Учебно-химический комбинат имени Менделеева находился в доме N 8 на улице Восстания. Здесь готовили рабочих высокой квалификации для химической, парфюмерной, абразивной и керамической промышленности. Меня зачислили в керамическую, а точнее — в фарфоровую группу. Спецтехнологию нам преподавал Лейхман, великий знаток своего дела. Он знал о фарфоре всё; и современную технологию, и историю его с древних китайских времён.
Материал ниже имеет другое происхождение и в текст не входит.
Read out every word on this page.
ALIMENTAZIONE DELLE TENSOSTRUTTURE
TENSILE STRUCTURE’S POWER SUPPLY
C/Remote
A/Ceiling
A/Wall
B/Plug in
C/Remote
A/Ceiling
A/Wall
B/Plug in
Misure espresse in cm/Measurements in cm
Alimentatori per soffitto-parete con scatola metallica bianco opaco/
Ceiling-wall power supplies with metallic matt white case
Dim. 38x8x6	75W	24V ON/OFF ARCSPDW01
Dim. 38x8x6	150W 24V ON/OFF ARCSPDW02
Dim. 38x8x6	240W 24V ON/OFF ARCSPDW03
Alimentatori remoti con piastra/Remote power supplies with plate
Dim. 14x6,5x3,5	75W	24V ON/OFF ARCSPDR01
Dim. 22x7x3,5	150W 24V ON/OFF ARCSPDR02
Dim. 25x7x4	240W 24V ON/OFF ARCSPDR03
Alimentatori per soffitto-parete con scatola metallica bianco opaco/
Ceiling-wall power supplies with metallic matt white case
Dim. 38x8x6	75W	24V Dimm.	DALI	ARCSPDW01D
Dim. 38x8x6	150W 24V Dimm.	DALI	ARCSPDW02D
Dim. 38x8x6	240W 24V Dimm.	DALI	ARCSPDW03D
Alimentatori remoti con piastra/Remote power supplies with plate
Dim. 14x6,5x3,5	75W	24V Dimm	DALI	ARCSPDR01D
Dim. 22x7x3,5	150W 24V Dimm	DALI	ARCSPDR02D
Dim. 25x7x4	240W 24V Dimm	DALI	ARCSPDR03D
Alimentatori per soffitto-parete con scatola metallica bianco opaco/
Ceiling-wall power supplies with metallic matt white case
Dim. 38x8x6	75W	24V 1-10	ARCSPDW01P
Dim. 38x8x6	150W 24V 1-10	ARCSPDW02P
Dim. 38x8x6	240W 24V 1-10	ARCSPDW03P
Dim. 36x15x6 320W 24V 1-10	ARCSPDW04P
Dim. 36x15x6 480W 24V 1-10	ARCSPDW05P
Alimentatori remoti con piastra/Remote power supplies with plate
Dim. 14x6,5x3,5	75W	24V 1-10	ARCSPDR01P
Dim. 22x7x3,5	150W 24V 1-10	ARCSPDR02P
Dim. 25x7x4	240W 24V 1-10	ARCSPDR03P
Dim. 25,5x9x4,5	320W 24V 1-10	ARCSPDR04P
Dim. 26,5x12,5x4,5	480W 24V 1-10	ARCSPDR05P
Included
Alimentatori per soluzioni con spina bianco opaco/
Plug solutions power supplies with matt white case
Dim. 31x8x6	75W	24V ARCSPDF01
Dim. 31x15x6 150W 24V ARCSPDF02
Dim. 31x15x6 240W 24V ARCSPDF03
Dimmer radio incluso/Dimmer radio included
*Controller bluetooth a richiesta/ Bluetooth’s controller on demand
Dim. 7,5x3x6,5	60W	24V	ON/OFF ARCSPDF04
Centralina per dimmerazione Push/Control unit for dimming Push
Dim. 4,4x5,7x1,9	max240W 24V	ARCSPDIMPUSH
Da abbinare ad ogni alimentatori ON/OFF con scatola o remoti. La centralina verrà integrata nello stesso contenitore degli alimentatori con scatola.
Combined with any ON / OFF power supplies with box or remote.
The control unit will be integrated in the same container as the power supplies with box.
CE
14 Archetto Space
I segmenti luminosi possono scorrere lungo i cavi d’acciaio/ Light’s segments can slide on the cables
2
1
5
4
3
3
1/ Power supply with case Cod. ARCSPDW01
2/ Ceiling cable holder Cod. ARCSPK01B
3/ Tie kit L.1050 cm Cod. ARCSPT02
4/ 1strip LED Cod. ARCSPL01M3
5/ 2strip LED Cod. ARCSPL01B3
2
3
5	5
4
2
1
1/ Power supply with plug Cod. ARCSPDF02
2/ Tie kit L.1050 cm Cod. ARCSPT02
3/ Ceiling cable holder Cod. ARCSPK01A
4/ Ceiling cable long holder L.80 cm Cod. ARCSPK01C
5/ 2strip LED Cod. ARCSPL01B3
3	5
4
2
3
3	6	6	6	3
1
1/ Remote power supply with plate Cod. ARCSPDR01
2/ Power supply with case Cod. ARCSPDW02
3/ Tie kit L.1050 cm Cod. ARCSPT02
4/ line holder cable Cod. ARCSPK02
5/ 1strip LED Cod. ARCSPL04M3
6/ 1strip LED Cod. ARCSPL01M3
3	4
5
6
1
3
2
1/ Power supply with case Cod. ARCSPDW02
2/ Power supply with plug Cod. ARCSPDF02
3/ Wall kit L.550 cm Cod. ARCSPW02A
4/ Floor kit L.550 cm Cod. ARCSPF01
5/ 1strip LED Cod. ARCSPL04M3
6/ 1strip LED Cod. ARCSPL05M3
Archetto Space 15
Он был убеждён, что фарфор — самый благородный материал в мире, благороднее всех драгоценных камней и металлов. И самый вечный, самый надёжный. Если зарыть в землю золотую корону, а рядом с ней — фарфоровую чашку, то через десять тысяч лет корона под влиянием естественных факторов распадётся, изничтожится, а фарфоровая чашка сохранится, останется точно такой, какой она была в день, когда её зарыли. В фарфоре Лейхман ценил его техническую фактуру, а она очень зависит от сырьевых компонентов, то есть от качества каолина, кварца и полевого шпата. Он считал, что главные достоинства фарфора — это его прочность и белизна, и каждый фарфорист должен это понимать и помнить. Да, разрисованный фарфор прекрасен, многие талантливые художники трудятся над его росписью. Однако мы должны знать и глубинную, подспудную причину, натолкнувшую людей на роспись. На заре производства, в древности, фарфор не расписывали. Но, заготовляя фарфоровую массу для формовки и обжига изделий, фарфористы не всегда могли избавить сырьё от чужеродных примесей, — и часто случалось, что после обжига на посуде появлялись тёмные пятнышки, уродовавшие её. И вот однажды какой-то мудрый мастер догадался, как избавиться от брака. На поверхности глазурованного блюдца, испещрённого пятнышками, он нарисовал цветы, употребив для этого кобальтовую огнеупорную краску, а затем подверг блюдо вторичному обжигу. Замаскировав собой брак, синие цветы расцвели на фарфоре. Так уродство породило красоту.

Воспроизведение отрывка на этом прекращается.